Wednesday, August 5, 2015

Cait Dobbin...read this one. Your mom is in it.

My friend Geri's pool is an oasis on a hot summer day in Wyoming County and this year, surprisingly, we actually experienced more than one hot summer day. So a troupe of teachers, snacks and sunglasses in hand, headed for Geri's.

Once refreshed, we busied ourselves with the business of boardgames. The consummate hostess, Geri cleared the picnic tables. Our friend, Kathy, watching with wry amusement as Geri made repeated round trips from house to pool to picnic tables, suggested we harass our hostess some more.  Whispered plans were made and immediately put into operation. Kathy, "cold," was brought a blanket. I waved away imaginary mosquitoes and requested a match for the repellent candle. Teen conspirator, Taylor was plagued by a fit of coughing and required water. Soft-hearted Virginia intervened, though, before our grand finale where Judy would feign heart pains, collapsing to the ground as we screamed at Geri to locate her household defibrillator.

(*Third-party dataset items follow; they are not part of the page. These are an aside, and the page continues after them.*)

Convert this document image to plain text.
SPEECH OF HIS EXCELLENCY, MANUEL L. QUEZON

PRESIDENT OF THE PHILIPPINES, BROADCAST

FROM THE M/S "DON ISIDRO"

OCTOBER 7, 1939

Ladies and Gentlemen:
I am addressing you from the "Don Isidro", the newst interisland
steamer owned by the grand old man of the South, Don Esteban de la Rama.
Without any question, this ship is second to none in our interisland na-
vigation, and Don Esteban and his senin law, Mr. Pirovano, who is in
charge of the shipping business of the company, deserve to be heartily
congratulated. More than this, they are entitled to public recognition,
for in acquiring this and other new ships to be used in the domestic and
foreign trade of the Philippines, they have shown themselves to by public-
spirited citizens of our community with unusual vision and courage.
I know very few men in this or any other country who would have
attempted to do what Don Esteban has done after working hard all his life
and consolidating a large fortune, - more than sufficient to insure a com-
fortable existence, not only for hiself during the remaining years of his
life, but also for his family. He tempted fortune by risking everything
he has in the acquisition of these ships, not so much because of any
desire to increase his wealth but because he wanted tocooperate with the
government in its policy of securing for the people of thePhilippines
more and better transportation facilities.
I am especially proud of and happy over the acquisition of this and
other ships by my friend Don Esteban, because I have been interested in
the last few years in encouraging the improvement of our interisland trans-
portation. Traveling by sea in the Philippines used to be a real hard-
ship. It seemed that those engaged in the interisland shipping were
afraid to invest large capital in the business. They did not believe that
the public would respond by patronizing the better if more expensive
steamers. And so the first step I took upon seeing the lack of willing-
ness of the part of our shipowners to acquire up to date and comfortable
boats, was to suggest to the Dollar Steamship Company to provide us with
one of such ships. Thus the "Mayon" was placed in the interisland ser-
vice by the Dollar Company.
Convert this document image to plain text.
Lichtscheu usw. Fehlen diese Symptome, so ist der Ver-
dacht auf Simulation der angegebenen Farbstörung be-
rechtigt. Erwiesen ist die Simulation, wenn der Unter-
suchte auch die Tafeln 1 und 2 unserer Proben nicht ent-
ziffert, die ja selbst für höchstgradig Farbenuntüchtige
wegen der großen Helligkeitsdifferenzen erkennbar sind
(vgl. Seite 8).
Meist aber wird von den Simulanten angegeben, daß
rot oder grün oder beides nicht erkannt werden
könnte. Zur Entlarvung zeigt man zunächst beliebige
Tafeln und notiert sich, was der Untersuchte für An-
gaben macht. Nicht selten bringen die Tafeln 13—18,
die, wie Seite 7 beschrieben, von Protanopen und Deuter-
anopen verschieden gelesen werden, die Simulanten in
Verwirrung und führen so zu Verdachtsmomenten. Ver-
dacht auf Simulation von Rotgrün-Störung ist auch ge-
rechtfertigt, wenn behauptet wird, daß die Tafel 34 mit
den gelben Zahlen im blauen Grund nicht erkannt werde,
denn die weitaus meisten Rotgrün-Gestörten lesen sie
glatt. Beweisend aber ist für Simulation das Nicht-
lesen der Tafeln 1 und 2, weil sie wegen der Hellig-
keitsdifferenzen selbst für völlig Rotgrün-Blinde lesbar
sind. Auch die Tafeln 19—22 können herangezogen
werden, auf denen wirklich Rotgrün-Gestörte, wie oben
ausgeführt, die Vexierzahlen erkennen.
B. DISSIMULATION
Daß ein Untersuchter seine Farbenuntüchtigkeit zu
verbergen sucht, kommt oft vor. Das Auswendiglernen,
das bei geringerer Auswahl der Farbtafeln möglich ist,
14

The addition of young people to our game play was a welcome curtailment of the inevitable debauchery that accompanies such events. But even so, we somehow managed to careen out-of-control. Taylor's sister, Sarah read her card and was then utterly confused by the wide-range of screwed-up responses.

Response #1: "Of course someone loves you" (Written in response to "Things a psychologist might say")

Response #2:  "Tonto...get my horse" (Written in response to "Things one might say to a sidekick")

Sarah (re-reading the card aloud for clarification): "Things a psychic might say."

Was it a problem of enunciation or a hearing problem? We may never know (nor do we want to know). But I do know that, whether we heard the cards correctly or not, we had a lovely time beneath the towering pines of Geri's backyard.